Image tirée du film Roubaix, une lumière.

Rentrée des classesImage tirée du film La Vie scolaire.

Grand Corps Malade et Mehdi Idir présentent leur deuxième film, une fiction qui raconte une année scolaire dans un collège de la banlieue parisienne, entre drame social et fous rires d’adolescents

Alors que leur premier long métrage, Patients, était une adaptation du roman autobiographique du slameur Grand Corps Malade et relatait son combat de rééducation à la suite du grave accident qui l’a laissé handicapé, La Vie scolaire s’inspire du parcours de son acolyte Mehdi Idir. La trame: Samia (la formidable comédienne Zita Hanrot), une jeune conseillère principale d’éducation (CPE) tout juste arrivée d’Ardèche, débarque dans un collège réputé difficile d’une cité de Saint-Denis. «Sauve-toi jeune CPE tant qu’il est encore temps!» lui lance un enseignant le jour de la rentrée… Le ton est donné. Samia fait la connaissance de son équipe de surveillants, mais également de la proviseure, des professeurs et, évidemment, des élèves, et découvre rapidement les problèmes récurrents de discipline, la réalité sociale régnant dans le quartier, mais aussi l’humour et la vitalité tant de ses collègues que des adolescents. Samia s’adapte rapidement et sa situation personnelle compliquée l’amène à se rapprocher de Yanis, un élève vif, volontiers insolent, mais intelligent et dont elle flaire le potentiel. Malgré son peu d’enthousiasme, son manque d’ambition et le fatalisme qui semble lui interdire tout projet – «Et si je ne valais pas mieux que ça?» répond-il aux encouragements – Samia va s’acharner à lui éviter un échec scolaire prévisible et tenter de l’amener à envisager son avenir.

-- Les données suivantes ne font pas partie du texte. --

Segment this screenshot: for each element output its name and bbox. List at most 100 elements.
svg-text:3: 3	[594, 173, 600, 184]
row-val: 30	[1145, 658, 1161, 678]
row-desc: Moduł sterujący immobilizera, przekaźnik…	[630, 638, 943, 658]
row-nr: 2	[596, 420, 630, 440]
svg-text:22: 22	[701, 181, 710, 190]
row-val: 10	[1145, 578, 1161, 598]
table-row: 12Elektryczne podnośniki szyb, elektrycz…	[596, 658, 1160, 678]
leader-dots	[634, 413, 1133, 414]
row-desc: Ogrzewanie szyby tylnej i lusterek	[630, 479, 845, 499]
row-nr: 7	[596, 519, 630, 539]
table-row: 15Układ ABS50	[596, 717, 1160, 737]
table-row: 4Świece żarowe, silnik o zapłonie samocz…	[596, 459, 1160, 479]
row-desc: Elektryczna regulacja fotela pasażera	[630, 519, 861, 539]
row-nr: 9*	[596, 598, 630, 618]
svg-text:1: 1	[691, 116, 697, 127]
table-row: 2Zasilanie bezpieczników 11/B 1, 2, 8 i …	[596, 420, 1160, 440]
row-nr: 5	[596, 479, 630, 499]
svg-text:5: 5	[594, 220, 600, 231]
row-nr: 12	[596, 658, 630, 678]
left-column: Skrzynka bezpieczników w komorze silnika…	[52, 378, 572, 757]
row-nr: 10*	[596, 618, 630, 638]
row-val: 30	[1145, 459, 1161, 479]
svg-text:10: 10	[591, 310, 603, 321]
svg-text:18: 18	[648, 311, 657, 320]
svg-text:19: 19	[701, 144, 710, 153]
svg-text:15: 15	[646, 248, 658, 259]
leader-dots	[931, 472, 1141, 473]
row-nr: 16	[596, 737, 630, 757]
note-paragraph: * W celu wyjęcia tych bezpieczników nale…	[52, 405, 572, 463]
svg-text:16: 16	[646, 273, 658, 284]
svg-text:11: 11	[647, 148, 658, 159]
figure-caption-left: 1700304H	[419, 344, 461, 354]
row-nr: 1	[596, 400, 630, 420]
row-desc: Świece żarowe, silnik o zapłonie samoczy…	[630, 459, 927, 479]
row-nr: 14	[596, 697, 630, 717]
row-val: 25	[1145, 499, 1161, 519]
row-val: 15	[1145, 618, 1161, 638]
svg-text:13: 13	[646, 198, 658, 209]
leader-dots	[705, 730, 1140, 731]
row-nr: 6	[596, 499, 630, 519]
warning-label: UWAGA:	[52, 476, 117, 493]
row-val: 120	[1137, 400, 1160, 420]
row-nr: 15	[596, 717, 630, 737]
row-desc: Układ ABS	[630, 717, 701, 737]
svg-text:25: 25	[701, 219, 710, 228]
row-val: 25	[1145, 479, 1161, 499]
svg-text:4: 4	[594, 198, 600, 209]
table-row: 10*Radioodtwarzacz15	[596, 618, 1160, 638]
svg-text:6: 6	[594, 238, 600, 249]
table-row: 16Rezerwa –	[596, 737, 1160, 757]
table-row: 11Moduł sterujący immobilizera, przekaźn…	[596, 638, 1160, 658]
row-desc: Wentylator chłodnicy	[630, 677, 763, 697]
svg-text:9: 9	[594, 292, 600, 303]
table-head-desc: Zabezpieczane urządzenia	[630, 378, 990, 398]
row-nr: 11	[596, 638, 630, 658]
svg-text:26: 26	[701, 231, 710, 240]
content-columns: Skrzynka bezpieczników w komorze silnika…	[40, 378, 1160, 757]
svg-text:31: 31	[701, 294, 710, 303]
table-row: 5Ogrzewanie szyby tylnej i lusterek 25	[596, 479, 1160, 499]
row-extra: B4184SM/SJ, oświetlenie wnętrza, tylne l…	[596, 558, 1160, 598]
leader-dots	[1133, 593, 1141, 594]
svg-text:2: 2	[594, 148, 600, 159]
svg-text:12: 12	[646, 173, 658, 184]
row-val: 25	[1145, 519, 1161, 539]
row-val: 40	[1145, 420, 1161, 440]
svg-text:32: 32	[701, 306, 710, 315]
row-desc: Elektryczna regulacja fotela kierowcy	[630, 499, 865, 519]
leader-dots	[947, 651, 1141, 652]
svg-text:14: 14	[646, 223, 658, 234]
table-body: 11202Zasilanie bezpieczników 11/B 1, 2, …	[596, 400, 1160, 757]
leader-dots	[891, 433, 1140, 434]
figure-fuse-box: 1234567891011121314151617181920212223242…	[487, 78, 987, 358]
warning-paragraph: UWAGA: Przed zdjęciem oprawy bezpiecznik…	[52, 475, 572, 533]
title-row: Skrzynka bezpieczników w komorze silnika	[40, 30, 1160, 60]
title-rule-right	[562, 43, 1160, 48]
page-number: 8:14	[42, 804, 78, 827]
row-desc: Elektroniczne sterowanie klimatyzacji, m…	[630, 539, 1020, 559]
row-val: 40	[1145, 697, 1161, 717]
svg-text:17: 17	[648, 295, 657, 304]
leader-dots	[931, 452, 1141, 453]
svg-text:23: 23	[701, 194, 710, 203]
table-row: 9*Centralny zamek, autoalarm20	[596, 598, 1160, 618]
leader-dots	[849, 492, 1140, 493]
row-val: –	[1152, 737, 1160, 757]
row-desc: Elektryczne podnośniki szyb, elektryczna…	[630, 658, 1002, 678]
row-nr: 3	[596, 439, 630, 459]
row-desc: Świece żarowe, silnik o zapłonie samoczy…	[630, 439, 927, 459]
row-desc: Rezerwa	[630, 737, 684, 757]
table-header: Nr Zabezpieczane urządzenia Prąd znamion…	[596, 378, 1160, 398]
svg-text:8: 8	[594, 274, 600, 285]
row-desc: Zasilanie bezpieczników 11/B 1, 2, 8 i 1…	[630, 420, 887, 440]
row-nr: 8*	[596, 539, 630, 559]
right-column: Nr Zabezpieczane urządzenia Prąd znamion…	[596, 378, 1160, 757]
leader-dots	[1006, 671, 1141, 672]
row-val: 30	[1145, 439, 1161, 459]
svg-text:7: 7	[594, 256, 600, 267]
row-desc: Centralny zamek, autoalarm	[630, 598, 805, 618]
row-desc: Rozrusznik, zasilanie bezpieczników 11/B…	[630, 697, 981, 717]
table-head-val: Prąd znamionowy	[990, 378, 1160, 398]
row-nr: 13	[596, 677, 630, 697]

Les deux réalisateurs, qui sont également les scénaristes du film, se sont inspirés de moments vécus ou observés durant leur passage au collège, d’anecdotes racontées, en s’appuyant même sur des personnes existantes afin de gagner en crédibilité. Le résultat en est, en marge du fil rouge composé des histoires de Samia et Yanis, un récit qui fourmille de personnages secondaires et de situations hautement comiques: des surveillants disputant le concours de la punition la plus absurde, un professeur de musique qui s’obstine à vouloir enseigner la flûte à bec à ces jeunes de cité, un élève atteint d’une hilarante mythomanie, un maître d’éducation physique très créatif et pour qui les insultes appartiennent au «champ lexical du sport», etc. Mais si ces nombreuses saynètes donnent au récit une forme clairement comique, son message central est quant à lui profondément grave et dramatique. Et le spectateur se surprend à passer, en l’espace de quelques minutes, du rire aux larmes dans cet univers où, ainsi que l’explique Grand Corps Malade, «l’humour règne malgré les drames».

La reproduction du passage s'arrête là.